I wake with Dave’s arms around me, the sheets kicked off the bed, our feet entangled. So many mornings, in the early years of our marriage, I lay in bed and watched him sleep, thinking how perfect it all was, how fragile. Those mornings I feared for his safety. I thought of accidents he might have as he sped through the busy streets, imagined the ambulance crashing head-first into a taxi, tires spinning, lights flashing, Dave’s seatbelt snapping, his head smashing through the windshield. I imagined all the neighborhoods he went to in the line of duty, places even the cops avoided, Bedford-Stuyvesant, East New York, places where he would have only his uniform to protect him. I thought of knives and handguns, infected needles that might puncture his skin. I woke, each morning, praying that he wouldn’t be taken from me. I thought of all the ways that life might snap in two, destroying the clarity and order of our world. Never in those days did I fathom that loss comes gradually, so slowly you barely notice; never did it occur to me that things can simply dissolve.

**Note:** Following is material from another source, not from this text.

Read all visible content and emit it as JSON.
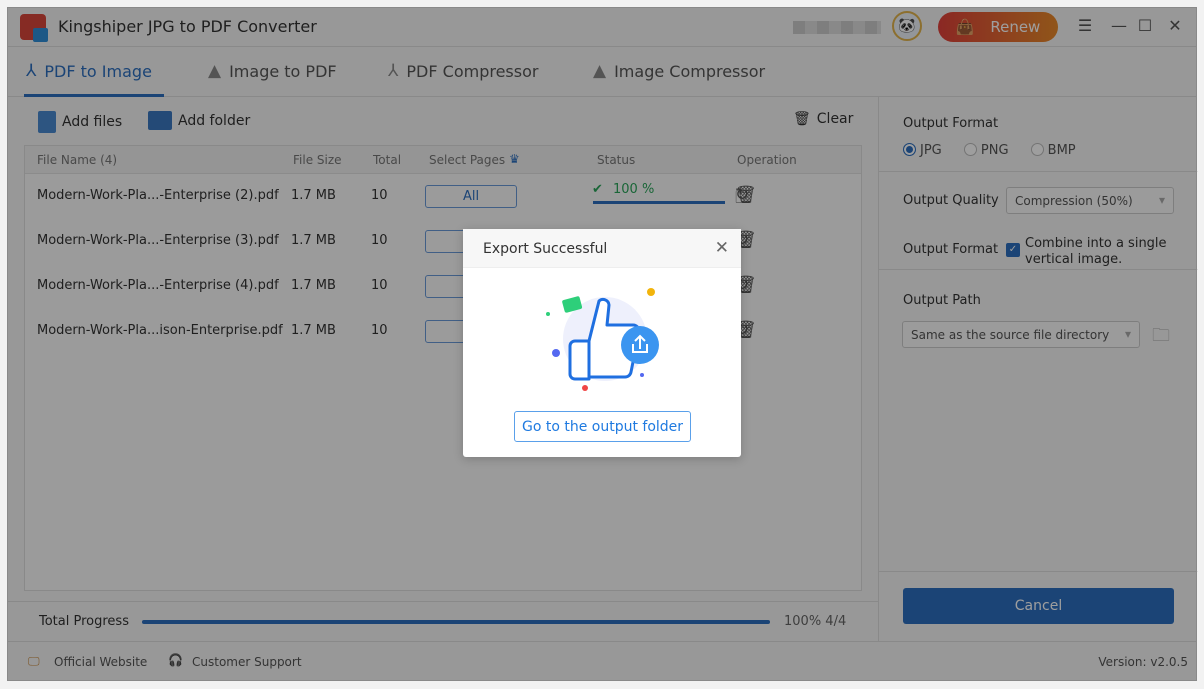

I breathe in the smell of him, that bittersweet scent of soap and sleep. I lift his arms from my body, climb quietly out of bed, shower and dress without waking him, and kiss him on the forehead before leaving our cabin.

I am standing on deck at 5:30 in the morning, the tin cradled in my arms, when The Voice comes over the loudspeaker: “Please everyone come to deck as we begin fascinating journey through magnificent gorges.” I had planned to scatter the ashes here before the other passengers awoke, but it’s too late. Within minutes people have begun emerging from their cabins, zombie-like, their faces still marked with sleep. I tuck the tin under my jacket. Graham appears beside me.

Before us, a concrete wall looms, the lock of Gezhou Dam, just a few miles downstream from the new dam site. We pass through a narrow steel gateway into a wide body of water in which ships of all sizes have gathered. The sluice closes behind us. There is the sound of a releasing, water rushing in, and the ship begins to rise. It feels as if we are on an enormous elevator. Despite the early hour, the bridge above us is crowded with onlookers—the usual assortment of crumpled workers and lackluster soldiers, along with lithe elderly people doing their morning stretches. They wave and exchange greetings with the passengers. There are already a few vendors milling about, trying to sell postcards and jade trinkets, dried eel snacks and steamed buns. Bells ring, lights flash, and another set of massive doors opens. In the space of five minutes we rise seventy feet.

I can hear the noise of construction before the dam itself comes into view. Then, perfectly timed with the appearance of the dam site through a dust-soaked drizzle, The Voice announces, “We now enter world-famous Three Gorges Dam. Exploit the Yangtze. Energy for the People.” A concrete wall lines one side of the river. Enormous cranes reach heavenward, their necks disappearing into the smoky haze.

Graham points to a narrow pass far ahead through which the dark river gushes. “The wall’s going right there,” he says. “It’s going to be six hundred feet tall.” In his voice there is both awe and embarrassment. “To think, some of those cranes use my safety devices.”

What looms before us now looks like some cold war–era industrial nightmare. The hillsides, shattered by explosives, are craggy banks of eroding soil dotted with tumble-down workers’ shacks and piles of dirt and granite. Graham lends me his binoculars; through them I can make out small human figures dangling precariously from bamboo scaffolding.

“That used to be a mountain,” Graham says. “They sliced it in half to build the locks. A 10,000-ton ship will be able to steer into the pair of locks, ascend from river to reservoir, and emerge on the other side in a lake as placid as your bathtub.”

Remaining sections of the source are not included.